Il grido inesausto della Beat Generation
'Juke box all'idrogeno' con Vito Signorile
A cavallo tra gli anni Cinquanta e Sessanta, un gruppo d’intellettuali statunitensi tramutava la propria amicizia in un vero e proprio manifesto esistenziale: nasceva la Beat Generation. «Un gruppo di bambini all’angolo della strada che parlano della fine del mondo», la definì in così Jack Kerouac, autore di On the Road, considerato, con l’Urlo di Allen Ginsberg e Il pasto nudo di William Burroughs, testo sacro di tale movimento. Il bersaglio preso di mira era quell’America raffigurabile con il volto rassicurante di un padre di famiglia in giacca, cravatta e sorriso stampato sulla bocca. Una terra prospera e felice che di lì a poco andava a bombardare il Vietnam. Rifiuto del consumismo, impegno pacifista ed eccessi di ogni tipo: erano questi i cardini di un movimento che forse mai ha veicolato un’intera generazione verso un contrasto così netto nei confronti di quella precedente.

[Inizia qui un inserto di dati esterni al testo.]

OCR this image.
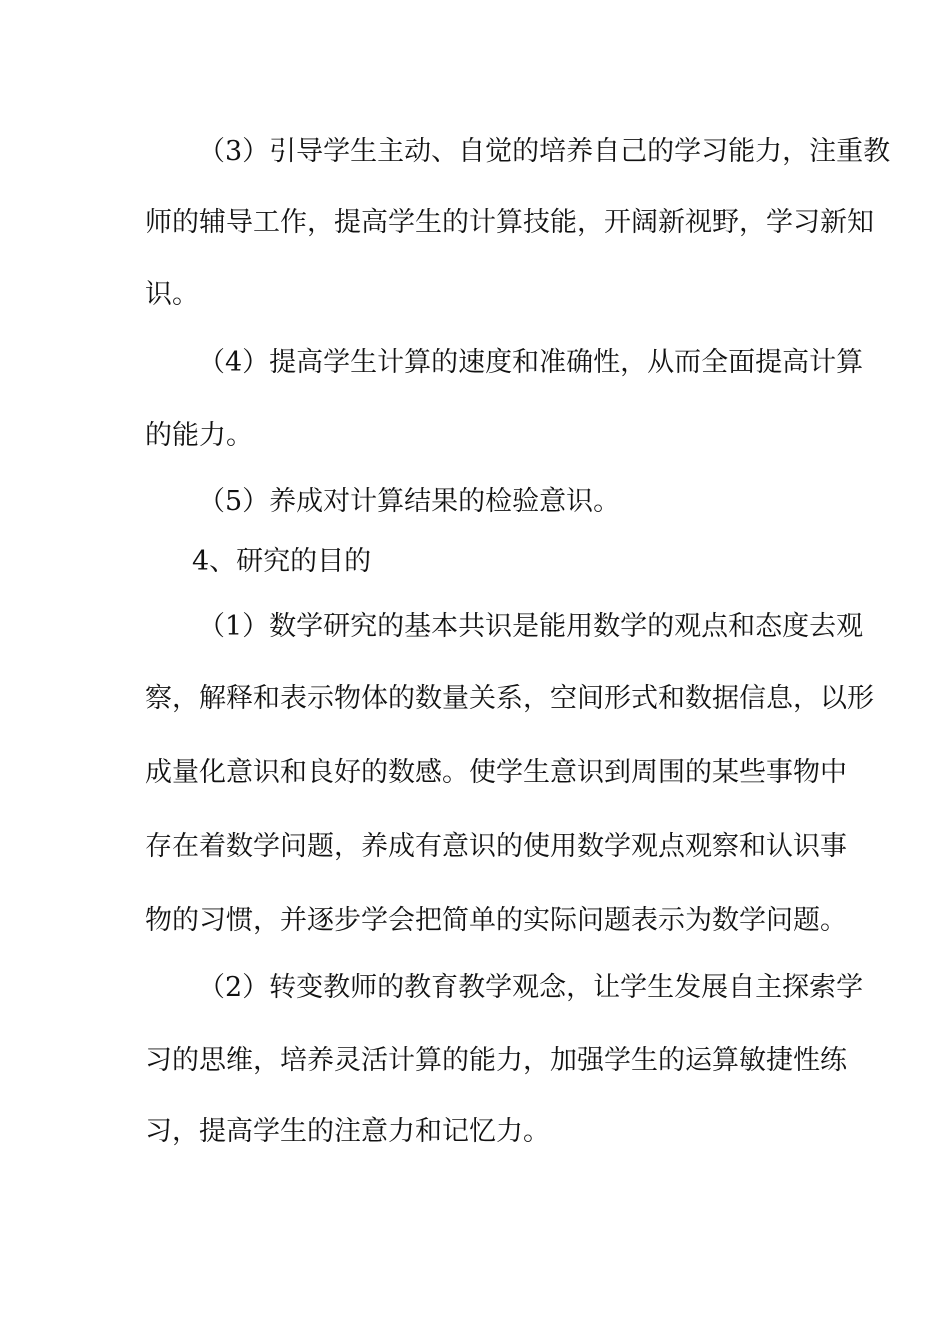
（3）引导学生主动、自觉的培养自己的学习能力，注重教
师的辅导工作，提高学生的计算技能，开阔新视野，学习新知
识。
（4）提高学生计算的速度和准确性，从而全面提高计算
的能力。
（5）养成对计算结果的检验意识。
4、研究的目的
（1）数学研究的基本共识是能用数学的观点和态度去观
察，解释和表示物体的数量关系，空间形式和数据信息，以形
成量化意识和良好的数感。使学生意识到周围的某些事物中
存在着数学问题，养成有意识的使用数学观点观察和认识事
物的习惯，并逐步学会把简单的实际问题表示为数学问题。
（2）转变教师的教育教学观念，让学生发展自主探索学
习的思维，培养灵活计算的能力，加强学生的运算敏捷性练
习，提高学生的注意力和记忆力。
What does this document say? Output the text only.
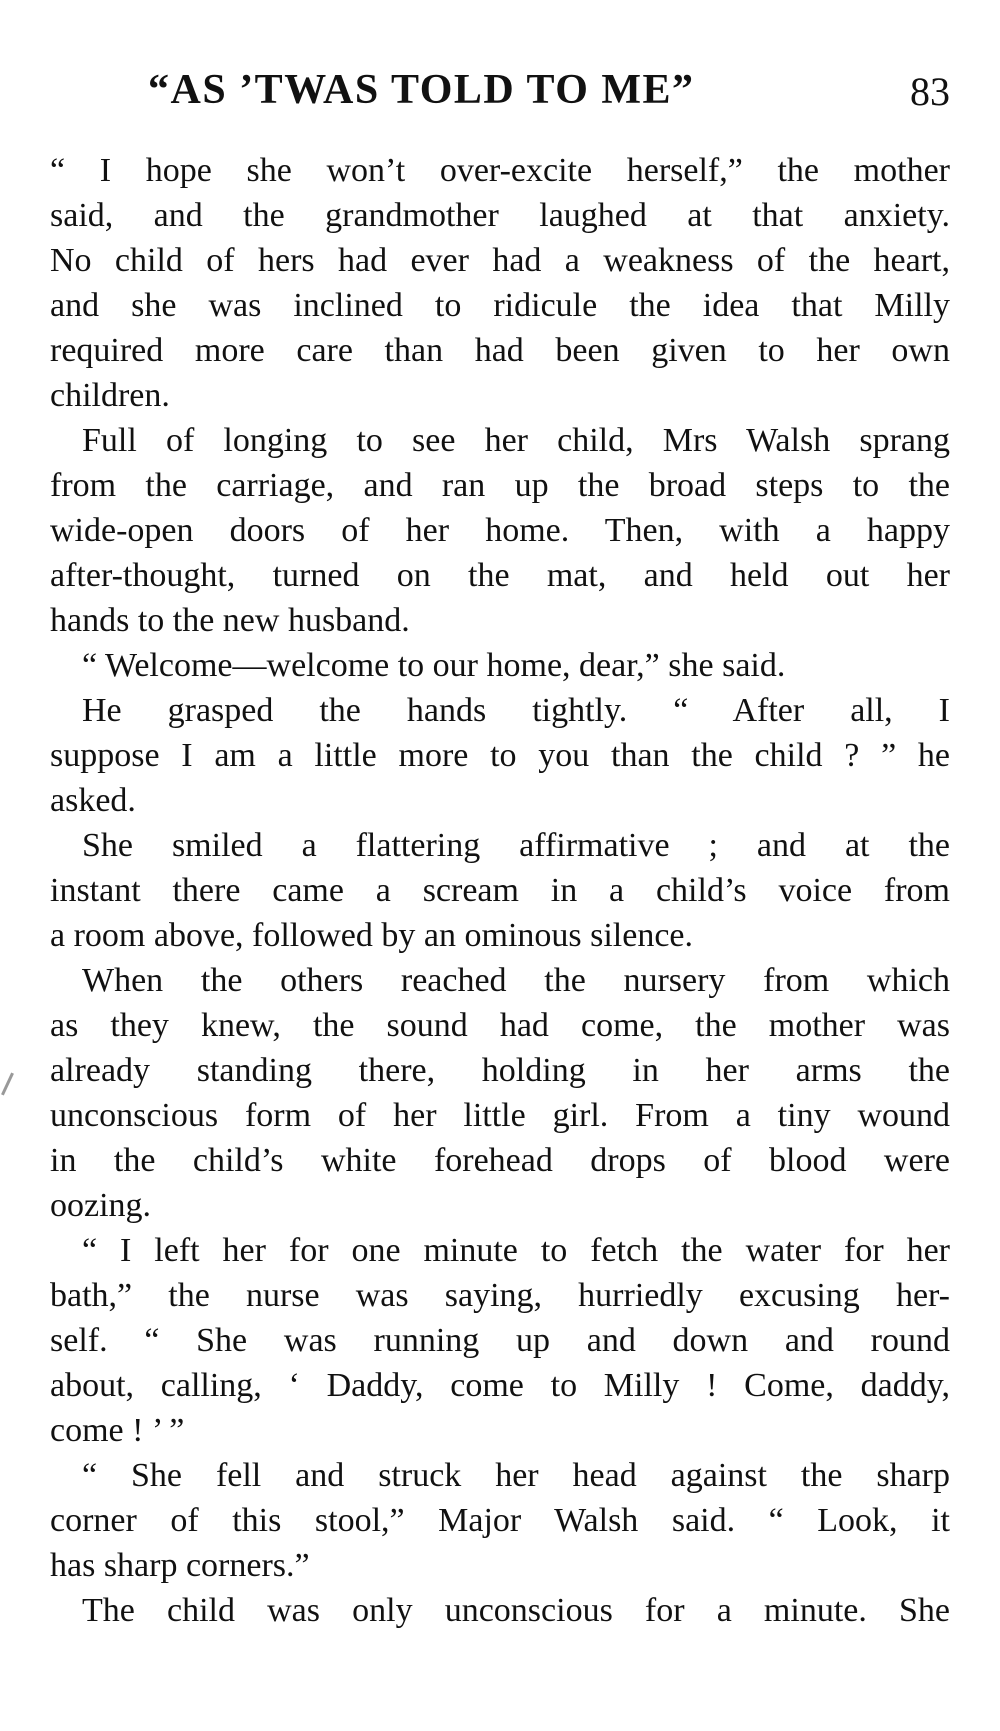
“AS ’TWAS TOLD TO ME”	83
“ I hope she won’t over-excite herself,” the mother
said, and the grandmother laughed at that anxiety.
No child of hers had ever had a weakness of the heart,
and she was inclined to ridicule the idea that Milly
required more care than had been given to her own
children.
Full of longing to see her child, Mrs Walsh sprang
from the carriage, and ran up the broad steps to the
wide-open doors of her home. Then, with a happy
after-thought, turned on the mat, and held out her
hands to the new husband.
“ Welcome—welcome to our home, dear,” she said.
He grasped the hands tightly. “ After all, I
suppose I am a little more to you than the child ? ” he
asked.
She smiled a flattering affirmative ; and at the
instant there came a scream in a child’s voice from
a room above, followed by an ominous silence.
When the others reached the nursery from which
as they knew, the sound had come, the mother was
already standing there, holding in her arms the
unconscious form of her little girl. From a tiny wound
in the child’s white forehead drops of blood were
oozing.
“ I left her for one minute to fetch the water for her
bath,” the nurse was saying, hurriedly excusing her-
self. “ She was running up and down and round
about, calling, ‘ Daddy, come to Milly ! Come, daddy,
come ! ’ ”
“ She fell and struck her head against the sharp
corner of this stool,” Major Walsh said. “ Look, it
has sharp corners.”
The child was only unconscious for a minute. She
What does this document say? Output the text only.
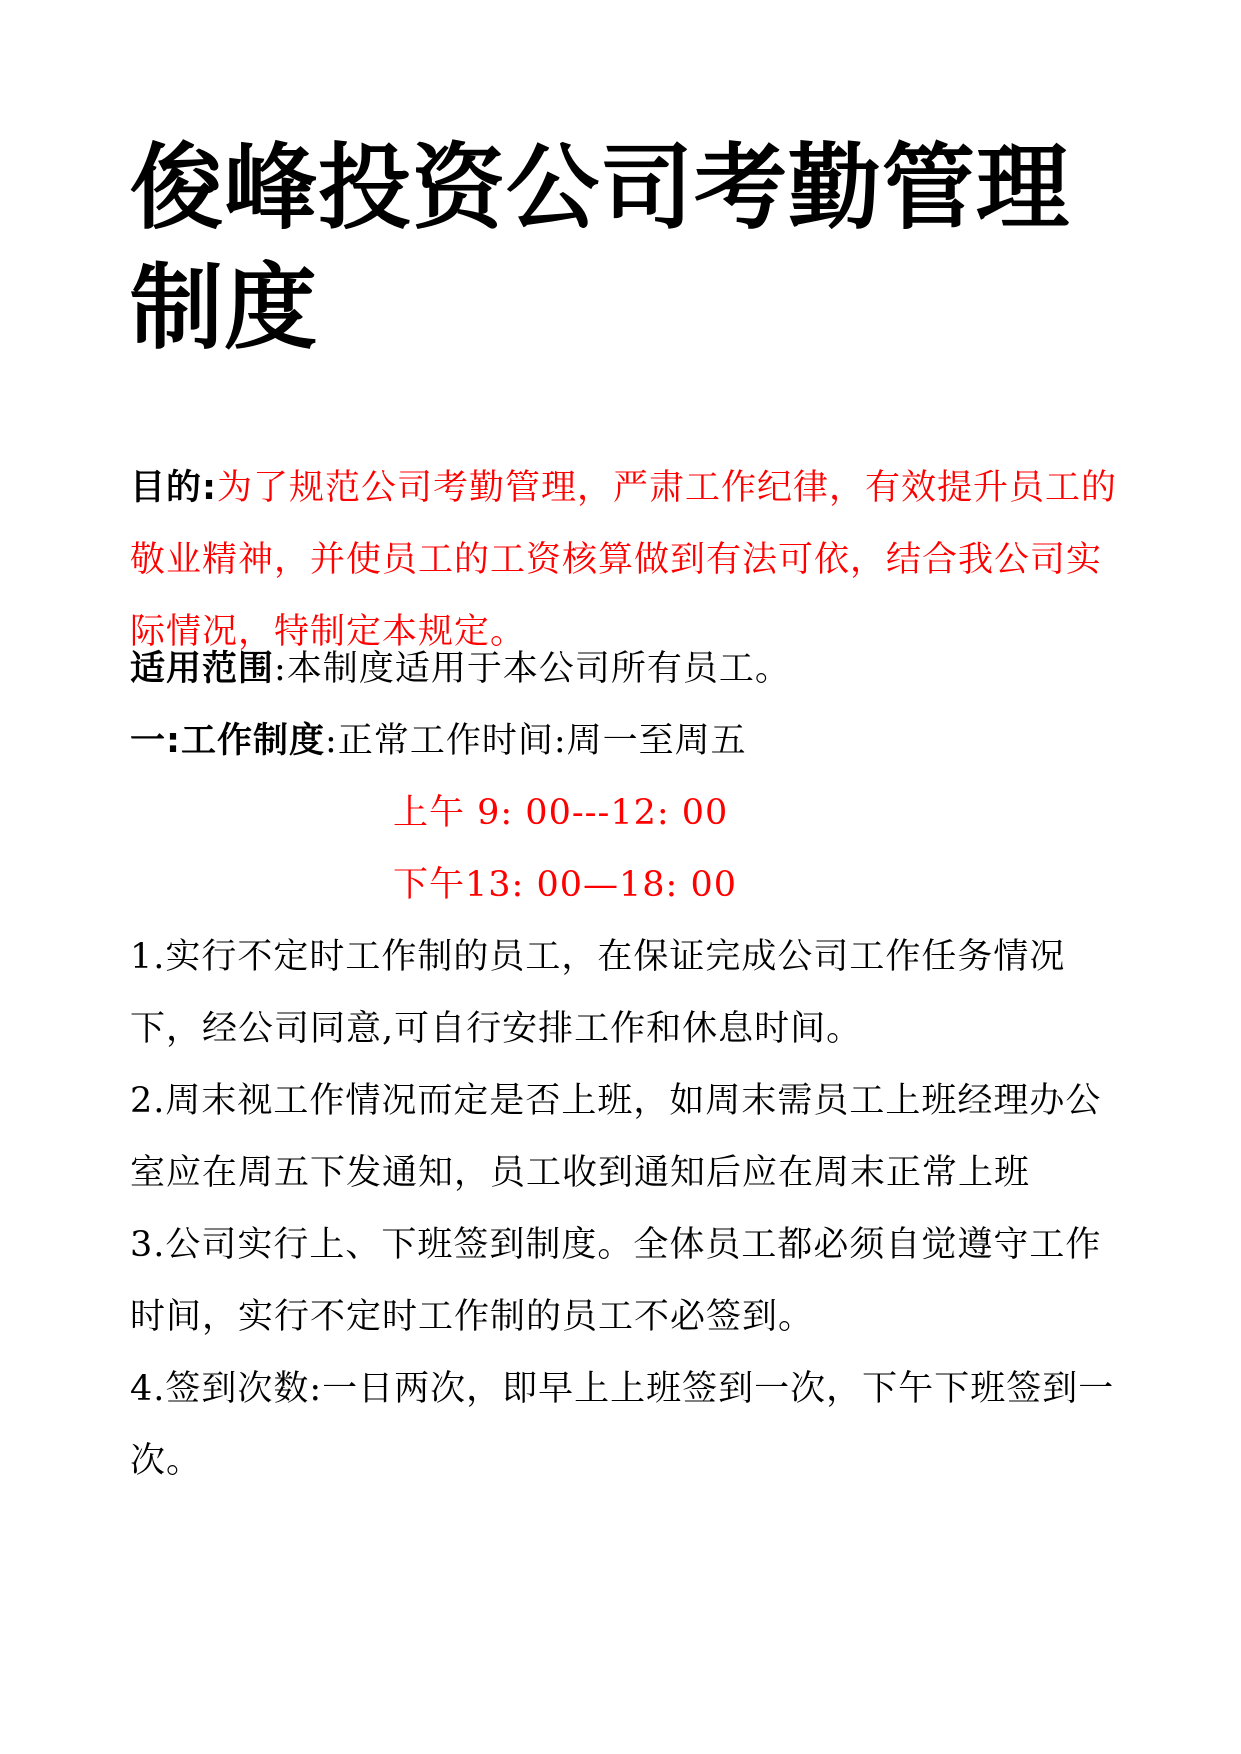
俊峰投资公司考勤管理制度

目的:为了规范公司考勤管理，严肃工作纪律，有效提升员工的敬业精神，并使员工的工资核算做到有法可依，结合我公司实际情况，特制定本规定。

适用范围:本制度适用于本公司所有员工。

一:工作制度:正常工作时间:周一至周五

上午 9: 00---12: 00
下午13: 00—18: 00

1.实行不定时工作制的员工，在保证完成公司工作任务情况下，经公司同意,可自行安排工作和休息时间。

2.周末视工作情况而定是否上班，如周末需员工上班经理办公室应在周五下发通知，员工收到通知后应在周末正常上班

3.公司实行上、下班签到制度。全体员工都必须自觉遵守工作时间，实行不定时工作制的员工不必签到。

4.签到次数:一日两次，即早上上班签到一次，下午下班签到一次。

La ribellione, la solitudine dell’uomo moderno, il fuoco (soffocato) dell’anima, il viaggio, il desiderio di andare contro corrente, difficile non ritrovare alcune delle tematiche dei lungimiranti poeti beat nei giorni d’oggi. Ed è proprio dai versi di Leroy Jones, Raymond Carver, Kerouac e Ginsberg che trae linfa vitale lo spettacolo di Vito Signorile Juke box all’idrogeno, chiaro rimando all’omonima raccolta di poesie del barbuto santone di Newark. Su un percorso musicale di Roberto Ottaviano (anche al sax), coadiuvato da Franco Angiulo (trombone), Nando Di Modugno (chitarra), Vito Di Modugno (organo hammond e contrabbasso), Marcello Magliocchi (percussioni), e Vittorino Curci (sax e versi); Signorile recita alcuni dei versi più significativi di questi poeti.
Il palco del Teatro Abeliano si veste di vintage per l’occasione. I musicisti e la voce narrante sono disposti lungo un immaginario semicerchio e circondati da mobili d’epoca. Alle loro spalle una finestra, un pannello su cui, nel finale, vengono proiettate le immagini più crude degli Stati Uniti d’America e dei muri sui quali riecheggia la voce delle due decadi di riferimento. Charlie Parker prega per noi, I have a dream, No Vietnam, Un dio clandestino, le foto di Martin Luther King, Malcolm X e Che Guevara: i muri parlano attraverso frasi e immagini.
Su questa scena la musica della band diventa, di volta in volta, sottofondo per l’appassionata lettura di Signorile, collante tra i versi tramite riusciti fraseggi, o perfino mezzo per sovrastare la voce. Un mix di musica e parole che, nella sua linearità, ha talvolta dei guizzi, due in particolare, degni di nota: Voi non sapete cos’è l’amore, poesia di Carver recitata con un megafono da Vittorino Curci e che ha strappato non pochi sorrisi; e l’Urlo di Ginsberg, lettura suggestiva di Signorile, accompagnata anche da un allucinata versione jazz di Stars Spangled Banner.
Un grido a una situazione degradante, oggi come sessanta anni fa.